I'm all for ai being used for good.

I'm also for splitting the atom being used for good....

[–] doleo@kbin.social 3 points 1 year ago

Exactly. It's almost impossible to imagine anything about AI being 'good' because so little of any real substance is permitted to work for 'good'.
It'll work for profit, just like everything else.

[–] doleo@kbin.social 6 points 1 year ago

"including business founders, CEOs" - Oh, well, that's ok then. There was nothing to worry about, after all.

[–] argv_minus_one@beehaw.org 5 points 1 year ago

That “if” is doing an awful lot of heavy lifting.

AI will be used to replace human labor, after which the vast majority of humanity will be exterminated. Not by the AI itself, that is, but by its wealthy human owners. That's my prediction.

[–] amanneedsamaid@sopuli.xyz 3 points 1 year ago (1 children)

Now that the AI's quality is rapidly degrading, I'm significantly less worried about glorified auto-correct taking over the planet.

[–] LoreleiSankTheShip@lemmy.ml 1 points 1 year ago (1 children)

I'm out of the loop, how exactly are they getting worse?

[–] amanneedsamaid@sopuli.xyz 2 points 1 year ago

ChatGPT'S math response quality has declined (at least in certain areas).

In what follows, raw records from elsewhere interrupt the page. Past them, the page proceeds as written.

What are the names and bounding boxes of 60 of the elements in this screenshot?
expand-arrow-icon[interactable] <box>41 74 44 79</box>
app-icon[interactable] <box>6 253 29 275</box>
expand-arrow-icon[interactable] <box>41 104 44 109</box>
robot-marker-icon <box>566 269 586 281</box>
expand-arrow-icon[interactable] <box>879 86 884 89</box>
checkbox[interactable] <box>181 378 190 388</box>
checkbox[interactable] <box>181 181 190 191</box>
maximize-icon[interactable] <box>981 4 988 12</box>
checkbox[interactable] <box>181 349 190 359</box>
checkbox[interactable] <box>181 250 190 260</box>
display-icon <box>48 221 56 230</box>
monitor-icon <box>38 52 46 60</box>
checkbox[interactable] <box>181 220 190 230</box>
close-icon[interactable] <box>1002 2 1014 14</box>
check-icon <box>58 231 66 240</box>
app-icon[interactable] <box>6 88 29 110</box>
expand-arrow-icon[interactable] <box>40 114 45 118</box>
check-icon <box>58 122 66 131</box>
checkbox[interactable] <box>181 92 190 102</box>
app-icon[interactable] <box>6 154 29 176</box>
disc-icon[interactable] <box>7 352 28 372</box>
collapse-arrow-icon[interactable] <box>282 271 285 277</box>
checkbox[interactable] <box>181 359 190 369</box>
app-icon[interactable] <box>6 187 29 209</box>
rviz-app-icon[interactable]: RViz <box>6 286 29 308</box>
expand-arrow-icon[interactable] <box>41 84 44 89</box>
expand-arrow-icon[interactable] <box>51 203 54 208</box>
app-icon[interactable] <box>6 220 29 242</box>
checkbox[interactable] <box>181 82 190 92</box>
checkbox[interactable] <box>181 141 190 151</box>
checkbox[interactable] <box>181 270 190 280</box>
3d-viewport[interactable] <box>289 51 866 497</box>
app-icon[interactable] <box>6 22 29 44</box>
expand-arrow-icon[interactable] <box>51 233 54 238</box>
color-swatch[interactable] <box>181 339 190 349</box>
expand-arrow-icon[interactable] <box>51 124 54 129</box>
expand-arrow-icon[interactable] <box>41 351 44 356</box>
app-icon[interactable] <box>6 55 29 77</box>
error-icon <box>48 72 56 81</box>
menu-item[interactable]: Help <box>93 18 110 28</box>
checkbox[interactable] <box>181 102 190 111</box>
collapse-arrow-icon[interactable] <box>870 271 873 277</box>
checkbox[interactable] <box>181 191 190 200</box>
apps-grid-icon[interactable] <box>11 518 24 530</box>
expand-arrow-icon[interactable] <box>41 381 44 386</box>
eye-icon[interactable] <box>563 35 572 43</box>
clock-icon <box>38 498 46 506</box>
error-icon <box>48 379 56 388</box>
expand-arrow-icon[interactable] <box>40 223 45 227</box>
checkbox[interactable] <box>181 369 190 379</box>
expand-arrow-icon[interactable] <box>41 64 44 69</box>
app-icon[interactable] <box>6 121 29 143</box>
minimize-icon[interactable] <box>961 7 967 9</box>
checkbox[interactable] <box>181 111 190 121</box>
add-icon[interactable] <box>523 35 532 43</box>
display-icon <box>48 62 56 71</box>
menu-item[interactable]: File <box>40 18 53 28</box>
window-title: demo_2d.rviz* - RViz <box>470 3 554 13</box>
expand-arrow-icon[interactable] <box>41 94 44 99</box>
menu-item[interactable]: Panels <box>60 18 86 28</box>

I am by no means an AI expert, but I would imagine this decrease in quality coming from one of three things:

  1. Super fast development increasing ChatGPT's dataset, but decreasing its reliability.
  2. ChatGPT is far more censored than it was before, and this could have hurt the system's reliability.
  3. Maybe large-scale, mature large language models just dont scale well when exposed to certain kinds of inputs.

If the answer is one of the first two, I would expect and uncensored, open source LLM to overtake ChatGPT in the future.

To be fair, SkyNet was created for good, as well.

[–] intensely_human@lemm.ee 1 points 1 year ago

Well it’s a good thing the AI experts found a way to protect their jobs.